The very notion of a “Survivor Girl,” the final person left to defeat the slasher du jour, is empowering as long as you ignore her revealing attire. Arguably the best slasher film in screen history, the original Halloween, features a capable heroine played by a young, scrappy Jamie Lee Curtis. The finest horror film of the past decade, the 2005 shocker The Descent, features six powerful women squaring off against underground beasties.
Yet the genre’s crude trappings often work against its pro-female instincts.
Take All the Boys Love Mandy Lane, a slasher film which rotted on the proverbial shelf for several years before its 2013 release. The film, now available on Blu-ray, revolves around an impossibly gorgeous high schooler (Amber Heard) who inspires a gaggle of young men to follow her to a vacation-style retreat.
Mandy is in charge, the film tells us.
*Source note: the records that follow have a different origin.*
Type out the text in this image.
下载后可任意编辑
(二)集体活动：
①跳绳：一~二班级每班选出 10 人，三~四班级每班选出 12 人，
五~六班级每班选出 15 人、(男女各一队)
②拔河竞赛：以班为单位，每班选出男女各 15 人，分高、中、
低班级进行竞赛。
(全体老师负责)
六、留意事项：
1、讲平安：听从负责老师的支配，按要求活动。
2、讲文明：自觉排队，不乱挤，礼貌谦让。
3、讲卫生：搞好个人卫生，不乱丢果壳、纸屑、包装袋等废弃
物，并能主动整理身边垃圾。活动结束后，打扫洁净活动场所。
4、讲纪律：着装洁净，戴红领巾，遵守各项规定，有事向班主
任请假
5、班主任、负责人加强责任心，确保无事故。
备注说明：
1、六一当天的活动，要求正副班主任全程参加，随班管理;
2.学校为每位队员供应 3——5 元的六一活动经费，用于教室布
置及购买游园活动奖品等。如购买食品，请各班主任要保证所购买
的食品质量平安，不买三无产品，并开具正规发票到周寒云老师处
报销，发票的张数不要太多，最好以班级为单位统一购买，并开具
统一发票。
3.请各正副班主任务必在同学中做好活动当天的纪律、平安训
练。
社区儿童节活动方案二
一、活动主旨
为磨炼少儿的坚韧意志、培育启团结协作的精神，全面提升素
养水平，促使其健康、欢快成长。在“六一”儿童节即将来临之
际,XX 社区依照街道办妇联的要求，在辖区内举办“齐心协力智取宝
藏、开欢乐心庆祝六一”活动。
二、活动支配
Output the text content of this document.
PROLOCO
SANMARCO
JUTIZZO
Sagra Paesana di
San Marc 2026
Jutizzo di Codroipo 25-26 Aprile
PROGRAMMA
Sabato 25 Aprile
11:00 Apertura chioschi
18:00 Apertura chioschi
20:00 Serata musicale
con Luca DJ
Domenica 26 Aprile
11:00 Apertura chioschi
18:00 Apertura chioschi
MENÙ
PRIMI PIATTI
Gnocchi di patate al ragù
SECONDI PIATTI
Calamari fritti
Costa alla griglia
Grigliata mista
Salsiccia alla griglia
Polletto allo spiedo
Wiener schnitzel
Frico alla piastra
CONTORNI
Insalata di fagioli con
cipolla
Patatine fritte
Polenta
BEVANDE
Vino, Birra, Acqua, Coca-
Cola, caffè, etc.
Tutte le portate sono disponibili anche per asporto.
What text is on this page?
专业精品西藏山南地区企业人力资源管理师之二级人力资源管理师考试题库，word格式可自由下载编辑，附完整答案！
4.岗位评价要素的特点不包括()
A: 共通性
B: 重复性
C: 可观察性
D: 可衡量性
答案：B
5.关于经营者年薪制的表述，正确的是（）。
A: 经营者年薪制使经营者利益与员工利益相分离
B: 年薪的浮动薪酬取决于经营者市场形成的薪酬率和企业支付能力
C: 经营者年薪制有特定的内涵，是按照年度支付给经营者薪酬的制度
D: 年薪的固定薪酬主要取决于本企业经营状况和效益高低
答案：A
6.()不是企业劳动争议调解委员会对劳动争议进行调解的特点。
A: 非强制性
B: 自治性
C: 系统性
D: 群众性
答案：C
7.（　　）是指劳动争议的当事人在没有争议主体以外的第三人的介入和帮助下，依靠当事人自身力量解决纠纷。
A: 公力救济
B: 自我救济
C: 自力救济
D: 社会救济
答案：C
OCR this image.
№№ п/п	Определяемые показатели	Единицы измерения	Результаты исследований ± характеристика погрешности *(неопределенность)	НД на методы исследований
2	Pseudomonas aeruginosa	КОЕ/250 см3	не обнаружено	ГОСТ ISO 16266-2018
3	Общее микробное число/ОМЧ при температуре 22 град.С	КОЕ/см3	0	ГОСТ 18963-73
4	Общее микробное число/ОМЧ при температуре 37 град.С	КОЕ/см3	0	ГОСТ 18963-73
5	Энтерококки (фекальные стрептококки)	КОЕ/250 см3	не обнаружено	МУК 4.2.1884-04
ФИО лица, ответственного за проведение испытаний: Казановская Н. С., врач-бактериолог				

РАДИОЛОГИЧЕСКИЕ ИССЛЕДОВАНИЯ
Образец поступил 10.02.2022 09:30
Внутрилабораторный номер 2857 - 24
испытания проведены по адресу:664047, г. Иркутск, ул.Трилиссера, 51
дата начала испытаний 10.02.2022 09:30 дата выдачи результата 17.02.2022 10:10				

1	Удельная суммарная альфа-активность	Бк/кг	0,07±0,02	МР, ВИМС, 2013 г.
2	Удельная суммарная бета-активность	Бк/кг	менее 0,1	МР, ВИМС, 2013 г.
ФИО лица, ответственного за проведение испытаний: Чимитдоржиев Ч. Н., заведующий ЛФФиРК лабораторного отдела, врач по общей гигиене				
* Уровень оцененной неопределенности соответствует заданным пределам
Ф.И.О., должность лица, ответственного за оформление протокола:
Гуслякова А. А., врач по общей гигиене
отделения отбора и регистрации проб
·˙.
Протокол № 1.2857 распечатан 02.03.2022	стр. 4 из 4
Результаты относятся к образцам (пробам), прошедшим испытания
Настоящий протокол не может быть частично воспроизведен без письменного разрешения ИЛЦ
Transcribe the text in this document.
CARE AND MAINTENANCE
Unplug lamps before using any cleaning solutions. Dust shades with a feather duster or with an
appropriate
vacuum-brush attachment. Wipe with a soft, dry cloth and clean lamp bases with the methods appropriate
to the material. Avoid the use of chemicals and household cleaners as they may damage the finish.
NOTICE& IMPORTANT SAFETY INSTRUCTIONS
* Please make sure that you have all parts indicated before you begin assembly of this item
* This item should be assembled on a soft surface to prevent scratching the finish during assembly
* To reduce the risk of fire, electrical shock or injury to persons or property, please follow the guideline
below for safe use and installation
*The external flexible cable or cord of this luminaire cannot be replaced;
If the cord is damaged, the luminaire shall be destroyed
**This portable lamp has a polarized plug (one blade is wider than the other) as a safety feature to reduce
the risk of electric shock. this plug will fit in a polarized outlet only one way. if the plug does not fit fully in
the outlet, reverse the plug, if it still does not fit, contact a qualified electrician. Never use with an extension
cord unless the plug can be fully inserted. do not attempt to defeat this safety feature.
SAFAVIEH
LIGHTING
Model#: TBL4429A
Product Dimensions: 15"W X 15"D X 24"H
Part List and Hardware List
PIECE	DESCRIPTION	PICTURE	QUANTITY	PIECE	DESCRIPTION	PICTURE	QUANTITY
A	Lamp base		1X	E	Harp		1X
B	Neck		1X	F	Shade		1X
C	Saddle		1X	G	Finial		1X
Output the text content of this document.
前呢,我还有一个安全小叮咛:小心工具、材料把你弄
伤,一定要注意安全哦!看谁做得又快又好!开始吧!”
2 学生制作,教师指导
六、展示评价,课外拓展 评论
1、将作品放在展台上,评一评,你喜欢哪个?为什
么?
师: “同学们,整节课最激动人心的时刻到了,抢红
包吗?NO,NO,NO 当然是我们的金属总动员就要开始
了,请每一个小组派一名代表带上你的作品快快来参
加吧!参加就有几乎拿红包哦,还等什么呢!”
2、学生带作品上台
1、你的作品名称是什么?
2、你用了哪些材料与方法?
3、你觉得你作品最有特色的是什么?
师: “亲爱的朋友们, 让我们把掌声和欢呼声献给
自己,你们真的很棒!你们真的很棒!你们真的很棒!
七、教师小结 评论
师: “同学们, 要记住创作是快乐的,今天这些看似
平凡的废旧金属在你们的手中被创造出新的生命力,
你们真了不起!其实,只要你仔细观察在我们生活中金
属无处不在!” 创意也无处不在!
She can pick any of the boys she wishes, and there’s no timetable for her to decide given her virginal status. The film’s prologue shows that some young men will literally risk their lives to impress her. Meanwhile, a killer is on the loose, turning Mandy’s romantic possibilities into a quaint subplot.
So who is Mandy Lane? Well, the film suggests she’s a beautiful bore as played by Heard, and a third act twist exists mostly to embolden the title character’s story arc. Mandy Lane lacks scares and purpose, and only occasionally does the film rise above your standard slasher template.
Had the film created a fascinating lead character, Mandy Lane might have made a statement on how women are depicted in horror films and their power in teen circles.
Instead, it’s a clunky attempt at progress with a final reel that deserves to be ignored, not examined.